JADE: Joint-aware Latent Diffusion for 3D Human Generative Modeling
This work addresses the challenge of creating expressive and interpretable 3D human models for computer vision applications, representing an incremental improvement over prior approaches.
The paper tackled the problem of generative modeling of 3D human bodies by introducing JADE, a framework that uses a joint-aware latent representation to achieve fine-grained control, resulting in improved reconstruction accuracy, editing controllability, and generation quality compared to existing methods.

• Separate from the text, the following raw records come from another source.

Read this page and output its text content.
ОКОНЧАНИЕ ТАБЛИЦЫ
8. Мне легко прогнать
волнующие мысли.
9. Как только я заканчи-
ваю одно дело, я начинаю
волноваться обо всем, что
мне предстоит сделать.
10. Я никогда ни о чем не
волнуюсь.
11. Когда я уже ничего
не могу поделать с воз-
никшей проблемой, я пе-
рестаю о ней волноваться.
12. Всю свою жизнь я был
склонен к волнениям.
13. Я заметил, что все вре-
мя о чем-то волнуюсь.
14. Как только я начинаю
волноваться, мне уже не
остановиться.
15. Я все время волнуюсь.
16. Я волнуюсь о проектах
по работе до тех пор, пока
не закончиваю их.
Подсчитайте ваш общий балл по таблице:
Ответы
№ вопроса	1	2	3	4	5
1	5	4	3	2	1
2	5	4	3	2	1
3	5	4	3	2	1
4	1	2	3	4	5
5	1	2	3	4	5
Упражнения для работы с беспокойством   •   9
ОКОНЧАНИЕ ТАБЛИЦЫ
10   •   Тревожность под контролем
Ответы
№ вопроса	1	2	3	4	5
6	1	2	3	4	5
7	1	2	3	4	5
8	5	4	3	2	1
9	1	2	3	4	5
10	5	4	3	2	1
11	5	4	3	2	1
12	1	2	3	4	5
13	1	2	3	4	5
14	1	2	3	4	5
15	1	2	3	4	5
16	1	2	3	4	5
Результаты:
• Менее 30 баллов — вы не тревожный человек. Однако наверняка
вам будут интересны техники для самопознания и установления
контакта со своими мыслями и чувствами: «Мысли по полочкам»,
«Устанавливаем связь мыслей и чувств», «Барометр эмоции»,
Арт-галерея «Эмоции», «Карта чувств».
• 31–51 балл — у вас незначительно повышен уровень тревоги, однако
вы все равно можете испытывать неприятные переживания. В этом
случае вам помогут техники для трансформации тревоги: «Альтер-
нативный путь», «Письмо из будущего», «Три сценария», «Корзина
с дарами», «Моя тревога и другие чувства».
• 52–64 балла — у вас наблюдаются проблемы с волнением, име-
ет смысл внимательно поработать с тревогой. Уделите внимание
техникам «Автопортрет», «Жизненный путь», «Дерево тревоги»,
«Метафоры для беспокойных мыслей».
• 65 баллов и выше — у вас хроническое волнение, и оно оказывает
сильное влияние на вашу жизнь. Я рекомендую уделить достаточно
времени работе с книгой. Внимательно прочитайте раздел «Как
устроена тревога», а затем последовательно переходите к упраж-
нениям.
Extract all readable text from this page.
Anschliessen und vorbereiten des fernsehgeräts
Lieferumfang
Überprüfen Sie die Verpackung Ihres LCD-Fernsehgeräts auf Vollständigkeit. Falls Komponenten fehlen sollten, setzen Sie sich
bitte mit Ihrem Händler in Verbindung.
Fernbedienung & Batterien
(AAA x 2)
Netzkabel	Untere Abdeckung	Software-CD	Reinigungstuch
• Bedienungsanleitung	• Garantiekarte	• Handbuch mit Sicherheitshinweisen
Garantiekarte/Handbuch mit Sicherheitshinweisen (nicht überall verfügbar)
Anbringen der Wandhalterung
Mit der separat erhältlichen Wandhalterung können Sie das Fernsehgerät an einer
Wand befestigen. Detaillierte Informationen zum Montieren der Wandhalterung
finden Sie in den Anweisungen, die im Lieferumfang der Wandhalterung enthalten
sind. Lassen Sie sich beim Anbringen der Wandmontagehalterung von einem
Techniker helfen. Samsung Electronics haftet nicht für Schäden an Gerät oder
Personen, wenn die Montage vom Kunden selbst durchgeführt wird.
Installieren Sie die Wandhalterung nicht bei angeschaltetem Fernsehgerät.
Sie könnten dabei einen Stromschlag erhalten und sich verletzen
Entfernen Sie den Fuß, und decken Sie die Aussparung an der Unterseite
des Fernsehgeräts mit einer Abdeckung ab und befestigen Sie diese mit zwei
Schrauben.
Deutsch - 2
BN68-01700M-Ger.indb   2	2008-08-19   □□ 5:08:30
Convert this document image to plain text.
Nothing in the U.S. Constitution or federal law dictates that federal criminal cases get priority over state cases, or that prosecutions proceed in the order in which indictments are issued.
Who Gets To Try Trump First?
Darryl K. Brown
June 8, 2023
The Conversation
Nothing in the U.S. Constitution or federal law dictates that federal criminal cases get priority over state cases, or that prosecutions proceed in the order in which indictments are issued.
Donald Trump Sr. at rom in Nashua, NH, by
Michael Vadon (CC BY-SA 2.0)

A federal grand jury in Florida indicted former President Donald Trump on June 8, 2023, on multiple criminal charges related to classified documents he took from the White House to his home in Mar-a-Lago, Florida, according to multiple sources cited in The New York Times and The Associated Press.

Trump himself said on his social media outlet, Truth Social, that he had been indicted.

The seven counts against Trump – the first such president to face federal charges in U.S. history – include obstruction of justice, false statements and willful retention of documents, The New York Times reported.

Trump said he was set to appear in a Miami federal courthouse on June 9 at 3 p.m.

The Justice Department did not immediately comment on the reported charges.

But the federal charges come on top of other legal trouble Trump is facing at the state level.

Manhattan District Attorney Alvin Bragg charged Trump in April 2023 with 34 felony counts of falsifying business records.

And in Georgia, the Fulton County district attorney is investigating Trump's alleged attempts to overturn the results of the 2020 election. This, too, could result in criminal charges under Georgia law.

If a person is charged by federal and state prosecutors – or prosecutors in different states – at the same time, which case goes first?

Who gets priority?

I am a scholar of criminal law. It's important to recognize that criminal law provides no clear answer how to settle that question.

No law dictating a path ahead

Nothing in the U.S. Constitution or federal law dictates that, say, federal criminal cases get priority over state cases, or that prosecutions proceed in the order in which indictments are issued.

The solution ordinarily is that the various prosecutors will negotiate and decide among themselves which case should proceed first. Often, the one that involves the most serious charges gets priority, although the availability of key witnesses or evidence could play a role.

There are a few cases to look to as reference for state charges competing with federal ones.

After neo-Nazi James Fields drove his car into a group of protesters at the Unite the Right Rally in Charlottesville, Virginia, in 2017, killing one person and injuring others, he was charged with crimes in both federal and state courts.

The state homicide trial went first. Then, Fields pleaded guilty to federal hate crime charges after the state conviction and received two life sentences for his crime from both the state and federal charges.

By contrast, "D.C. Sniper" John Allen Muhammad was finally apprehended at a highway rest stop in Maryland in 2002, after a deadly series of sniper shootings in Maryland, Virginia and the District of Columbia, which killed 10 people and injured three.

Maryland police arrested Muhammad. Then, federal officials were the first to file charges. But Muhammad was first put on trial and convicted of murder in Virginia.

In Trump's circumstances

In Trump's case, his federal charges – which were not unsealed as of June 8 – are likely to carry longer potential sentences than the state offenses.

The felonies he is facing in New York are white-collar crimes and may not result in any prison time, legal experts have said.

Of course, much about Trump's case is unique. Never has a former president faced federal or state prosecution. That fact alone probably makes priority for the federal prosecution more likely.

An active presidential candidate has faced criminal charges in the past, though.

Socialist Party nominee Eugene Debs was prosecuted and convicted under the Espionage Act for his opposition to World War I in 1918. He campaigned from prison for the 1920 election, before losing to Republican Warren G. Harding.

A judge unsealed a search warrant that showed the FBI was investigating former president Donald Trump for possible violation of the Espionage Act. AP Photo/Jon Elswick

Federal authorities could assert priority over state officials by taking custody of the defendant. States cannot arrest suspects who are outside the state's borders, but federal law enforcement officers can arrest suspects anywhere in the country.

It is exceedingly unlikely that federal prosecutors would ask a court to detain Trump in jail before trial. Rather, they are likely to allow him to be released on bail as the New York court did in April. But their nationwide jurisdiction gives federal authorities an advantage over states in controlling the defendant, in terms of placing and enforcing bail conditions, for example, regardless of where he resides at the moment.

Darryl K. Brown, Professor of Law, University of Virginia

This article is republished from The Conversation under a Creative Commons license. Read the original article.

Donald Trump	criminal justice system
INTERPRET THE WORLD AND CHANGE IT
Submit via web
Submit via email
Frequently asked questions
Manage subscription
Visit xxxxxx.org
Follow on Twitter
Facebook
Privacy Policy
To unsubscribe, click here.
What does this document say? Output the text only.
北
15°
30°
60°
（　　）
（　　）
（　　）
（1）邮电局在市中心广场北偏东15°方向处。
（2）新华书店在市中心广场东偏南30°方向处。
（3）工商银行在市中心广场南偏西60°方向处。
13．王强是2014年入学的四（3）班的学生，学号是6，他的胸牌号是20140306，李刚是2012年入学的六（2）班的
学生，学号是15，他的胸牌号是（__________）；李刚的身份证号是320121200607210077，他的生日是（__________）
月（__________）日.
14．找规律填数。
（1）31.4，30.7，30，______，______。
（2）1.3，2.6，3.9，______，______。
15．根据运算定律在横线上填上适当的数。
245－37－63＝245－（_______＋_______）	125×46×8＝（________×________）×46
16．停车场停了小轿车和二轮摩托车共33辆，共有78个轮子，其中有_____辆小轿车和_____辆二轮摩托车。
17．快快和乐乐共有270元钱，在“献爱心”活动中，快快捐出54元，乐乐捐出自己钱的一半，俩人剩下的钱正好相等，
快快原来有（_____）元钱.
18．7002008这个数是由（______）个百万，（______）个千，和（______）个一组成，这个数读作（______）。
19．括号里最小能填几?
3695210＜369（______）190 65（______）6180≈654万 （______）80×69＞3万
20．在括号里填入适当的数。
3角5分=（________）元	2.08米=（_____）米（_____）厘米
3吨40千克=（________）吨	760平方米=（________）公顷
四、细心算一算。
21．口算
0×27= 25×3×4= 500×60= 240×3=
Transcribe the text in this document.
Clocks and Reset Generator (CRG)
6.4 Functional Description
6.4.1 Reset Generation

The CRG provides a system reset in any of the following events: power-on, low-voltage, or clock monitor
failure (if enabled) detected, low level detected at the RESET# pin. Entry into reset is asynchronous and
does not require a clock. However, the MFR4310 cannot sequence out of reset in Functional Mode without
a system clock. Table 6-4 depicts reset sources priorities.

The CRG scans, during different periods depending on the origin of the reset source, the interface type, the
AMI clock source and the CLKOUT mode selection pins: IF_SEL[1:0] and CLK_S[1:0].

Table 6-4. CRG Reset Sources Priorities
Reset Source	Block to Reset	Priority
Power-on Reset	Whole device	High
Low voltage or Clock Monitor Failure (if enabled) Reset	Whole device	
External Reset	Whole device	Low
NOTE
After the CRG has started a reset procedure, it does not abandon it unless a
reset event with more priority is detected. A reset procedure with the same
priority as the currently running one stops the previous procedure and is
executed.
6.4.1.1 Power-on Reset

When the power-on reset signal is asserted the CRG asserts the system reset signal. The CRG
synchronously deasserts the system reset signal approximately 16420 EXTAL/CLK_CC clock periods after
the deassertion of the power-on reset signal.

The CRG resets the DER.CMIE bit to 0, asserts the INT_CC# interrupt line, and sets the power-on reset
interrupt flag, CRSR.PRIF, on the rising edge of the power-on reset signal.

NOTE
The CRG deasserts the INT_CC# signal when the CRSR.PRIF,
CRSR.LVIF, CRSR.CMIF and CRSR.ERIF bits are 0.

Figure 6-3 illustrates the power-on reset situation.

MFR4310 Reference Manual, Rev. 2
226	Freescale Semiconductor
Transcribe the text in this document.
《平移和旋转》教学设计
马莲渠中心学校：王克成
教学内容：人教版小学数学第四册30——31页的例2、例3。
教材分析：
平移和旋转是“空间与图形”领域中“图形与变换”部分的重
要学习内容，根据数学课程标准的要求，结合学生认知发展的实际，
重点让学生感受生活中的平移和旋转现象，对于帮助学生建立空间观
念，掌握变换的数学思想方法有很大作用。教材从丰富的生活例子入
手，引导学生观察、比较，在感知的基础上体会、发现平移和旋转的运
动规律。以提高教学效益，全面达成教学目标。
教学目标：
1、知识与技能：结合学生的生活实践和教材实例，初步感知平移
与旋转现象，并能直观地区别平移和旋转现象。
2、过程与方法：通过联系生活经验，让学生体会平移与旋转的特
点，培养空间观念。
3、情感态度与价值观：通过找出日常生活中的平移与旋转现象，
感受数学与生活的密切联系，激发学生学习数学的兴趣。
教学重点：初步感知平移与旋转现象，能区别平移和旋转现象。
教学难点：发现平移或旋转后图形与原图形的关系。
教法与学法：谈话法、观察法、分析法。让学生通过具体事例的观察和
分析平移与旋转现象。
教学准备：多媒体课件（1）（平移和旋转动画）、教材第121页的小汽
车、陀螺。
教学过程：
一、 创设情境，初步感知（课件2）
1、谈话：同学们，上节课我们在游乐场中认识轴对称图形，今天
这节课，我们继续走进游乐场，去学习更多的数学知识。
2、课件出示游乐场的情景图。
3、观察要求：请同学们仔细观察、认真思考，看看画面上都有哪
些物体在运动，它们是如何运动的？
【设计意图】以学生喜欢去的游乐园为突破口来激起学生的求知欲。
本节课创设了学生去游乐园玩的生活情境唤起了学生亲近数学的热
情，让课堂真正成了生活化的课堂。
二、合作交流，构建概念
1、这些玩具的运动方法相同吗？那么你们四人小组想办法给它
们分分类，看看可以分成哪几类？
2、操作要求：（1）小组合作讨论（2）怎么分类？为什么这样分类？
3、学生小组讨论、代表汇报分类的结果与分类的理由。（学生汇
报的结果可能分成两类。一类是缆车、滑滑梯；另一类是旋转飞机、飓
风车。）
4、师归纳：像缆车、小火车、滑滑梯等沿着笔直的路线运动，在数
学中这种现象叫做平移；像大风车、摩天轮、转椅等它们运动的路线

Generative modeling of 3D human bodies have been studied extensively in computer vision. The core is to design a compact latent representation that is both expressive and semantically interpretable, yet existing approaches struggle to achieve both requirements. In this work, we introduce JADE, a generative framework that learns the variations of human shapes with fined-grained control. Our key insight is a joint-aware latent representation that decomposes human bodies into skeleton structures, modeled by joint positions, and local surface geometries, characterized by features attached to each joint. This disentangled latent space design enables geometric and semantic interpretation, facilitating users with flexible controllability. To generate coherent and plausible human shapes under our proposed decomposition, we also present a cascaded pipeline where two diffusions are employed to model the distribution of skeleton structures and local surface geometries respectively. Extensive experiments are conducted on public datasets, where we demonstrate the effectiveness of JADE framework in multiple tasks in terms of autoencoding reconstruction accuracy, editing controllability and generation quality compared with existing methods.